3 Why, green cliffs burst into sight, on banks both left and right;
4 From afar where the sun adjourns, O my solitary sail returns.
Translated
by Andrew W.F. Wong (Huang Hongfa) 譯者:黃宏發
4th
June 2010 (revised 11.6.10; polished 2.5.13)
Translated from the original - 李白: 望天門山
Translated from the original - 李白: 望天門山
1 天門中斷楚江開
2 碧水東流至此回
3 兩岸青山相對出
4 孤帆一片日邊來
Notes:
* This English rendition is in hexameter (6
metrical feet) while the original is in 7-character lines. The rhyme scheme is AAXA as in the original.
* Title and line 1: 天門, literally “Heavenly/Heaven’s Portal” is the name of a 山 “Mountain”, hence “Tianmen Mountain” in the title. In line 1, it is simply rendered as “Tianmen(‘s)”

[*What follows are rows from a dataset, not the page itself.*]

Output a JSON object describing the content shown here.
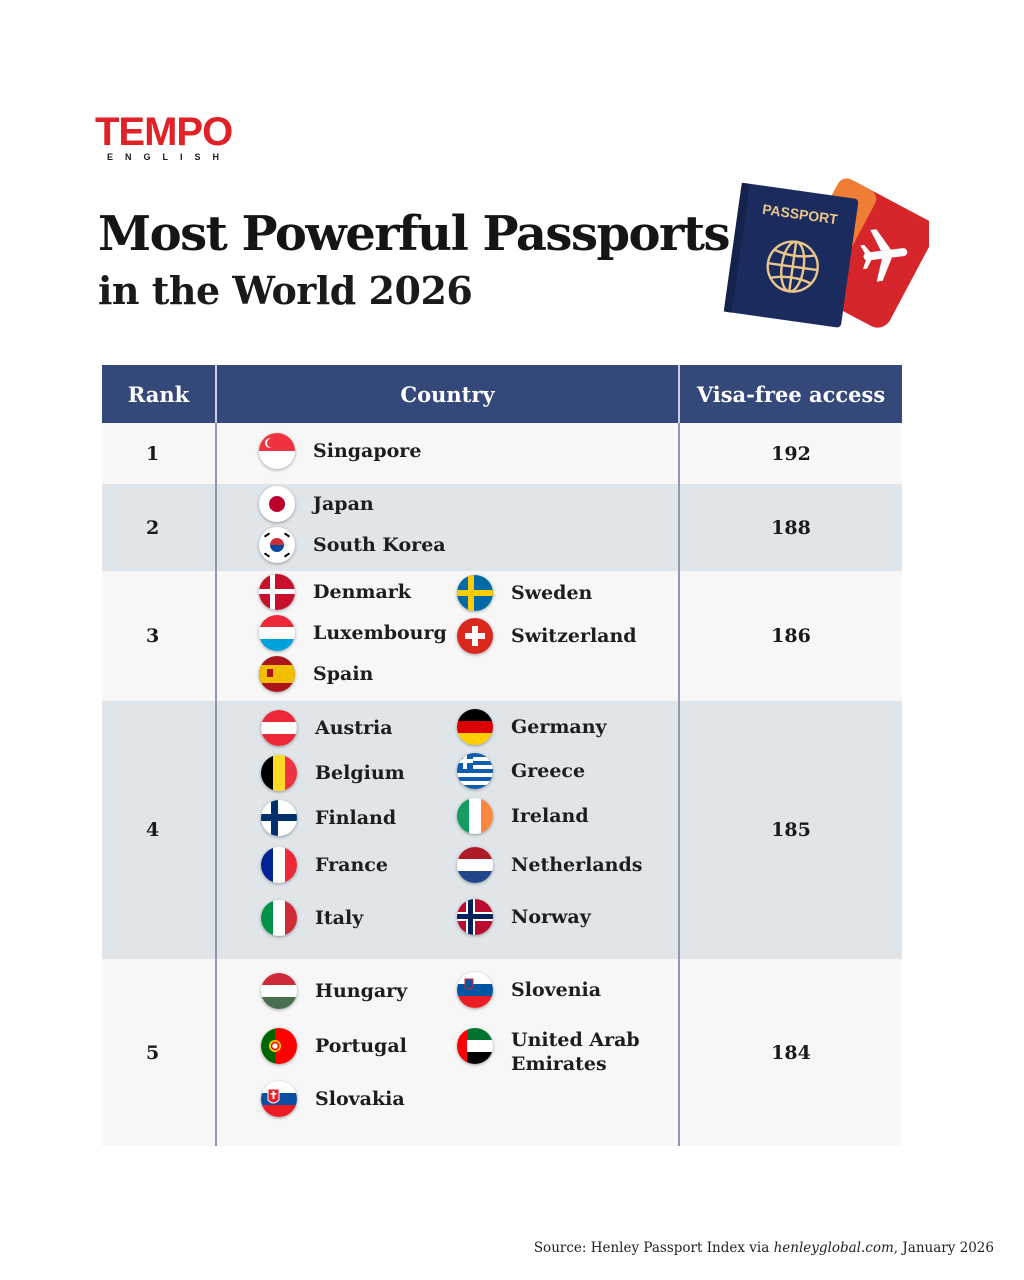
{
  "logo": {
    "main": "TEMPO",
    "sub": "ENGLISH"
  },
  "title": "Most Powerful Passports",
  "subtitle": "in the World 2026",
  "illustration": {
    "passport_label": "PASSPORT"
  },
  "table": {
    "headers": {
      "rank": "Rank",
      "country": "Country",
      "visa": "Visa-free access"
    },
    "rows": [
      {
        "rank": "1",
        "visa": "192",
        "countries": [
          {
            "name": "Singapore",
            "flag": "singapore-flag-icon"
          }
        ]
      },
      {
        "rank": "2",
        "visa": "188",
        "countries": [
          {
            "name": "Japan",
            "flag": "japan-flag-icon"
          },
          {
            "name": "South Korea",
            "flag": "south-korea-flag-icon"
          }
        ]
      },
      {
        "rank": "3",
        "visa": "186",
        "countries": [
          {
            "name": "Denmark",
            "flag": "denmark-flag-icon"
          },
          {
            "name": "Sweden",
            "flag": "sweden-flag-icon"
          },
          {
            "name": "Luxembourg",
            "flag": "luxembourg-flag-icon"
          },
          {
            "name": "Switzerland",
            "flag": "switzerland-flag-icon"
          },
          {
            "name": "Spain",
            "flag": "spain-flag-icon"
          }
        ]
      },
      {
        "rank": "4",
        "visa": "185",
        "countries": [
          {
            "name": "Austria",
            "flag": "austria-flag-icon"
          },
          {
            "name": "Germany",
            "flag": "germany-flag-icon"
          },
          {
            "name": "Belgium",
            "flag": "belgium-flag-icon"
          },
          {
            "name": "Greece",
            "flag": "greece-flag-icon"
          },
          {
            "name": "Finland",
            "flag": "finland-flag-icon"
          },
          {
            "name": "Ireland",
            "flag": "ireland-flag-icon"
          },
          {
            "name": "France",
            "flag": "france-flag-icon"
          },
          {
            "name": "Netherlands",
            "flag": "netherlands-flag-icon"
          },
          {
            "name": "Italy",
            "flag": "italy-flag-icon"
          },
          {
            "name": "Norway",
            "flag": "norway-flag-icon"
          }
        ]
      },
      {
        "rank": "5",
        "visa": "184",
        "countries": [
          {
            "name": "Hungary",
            "flag": "hungary-flag-icon"
          },
          {
            "name": "Slovenia",
            "flag": "slovenia-flag-icon"
          },
          {
            "name": "Portugal",
            "flag": "portugal-flag-icon"
          },
          {
            "name": "United Arab Emirates",
            "flag": "uae-flag-icon"
          },
          {
            "name": "Slovakia",
            "flag": "slovakia-flag-icon"
          }
        ]
      }
    ]
  },
  "source": {
    "prefix": "Source: Henley Passport Index via ",
    "site": "henleyglobal.com",
    "suffix": ", January 2026"
  }
}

with the ideas of “heaven” and “mountain” covered in my rendering 中斷 as “twin-peak portal”. The said mountain, in present day Anhui 安徽 Province, assumes the appearance of being “cut”
斷 in the “middle” 中 into two peaks by the “Long” 長 (or “Yangzi” 揚子) “River” 江. The 楚江 “Chu River” referred to in the poem was the name of this section of
the Long River. I have translated 開 (meaning open/break open) as “through” and have picked
“churns” both for the meaning of agitated water movement and for the rhyme.
* Line 2:
For 碧 I had considered variously “aquamarine”,
“aqua”, “bluish”, “aqua-blue”, "of turquoise" and "a-turquoise" but have now decided
for “all turquoise”. 回 here does not mean “return” but should be taken
as 迴 which means “turn/twist/meander”. I had considered “the river-course turns”, “it
meanders, it turns”, “it meanders and turns”, “meandering, it turns” and “due
north it turns”, but have now decided for “its course it turns”.
* Line 3:
This is a motion picture of sailing downstream (generally eastwards) on
the Long River through Tianmen Mountain passing cliff after cliff. 相對 (facing) 出
(appear/emerge) should be visualized not as cliffs facing each other but as
facing the sailboat and its passenger and is, therefore, rendered as “burst
(or thrust/rush) into sight”.
* Line 4: 日邊 is open to interpretation.
Although I do not believe it means where the sun rises or sets, but
simply “far/afar/faraway” and is equivalent to 天邊/際 (literally the fringe/edge of the sky/heaven), I have nonetheless
added “where the sun adjourns” (to stand for the west from where the poet
sailed) for the internal rhyme of “adjourns-returns” to parallel the internal
rhyme of “sight-right” in line 3. 來
which means "come/arrive" is narrowed down to mean 回來 "returns" both for the rhyme and for the mood of returning to a land of the poet's pleasant memories.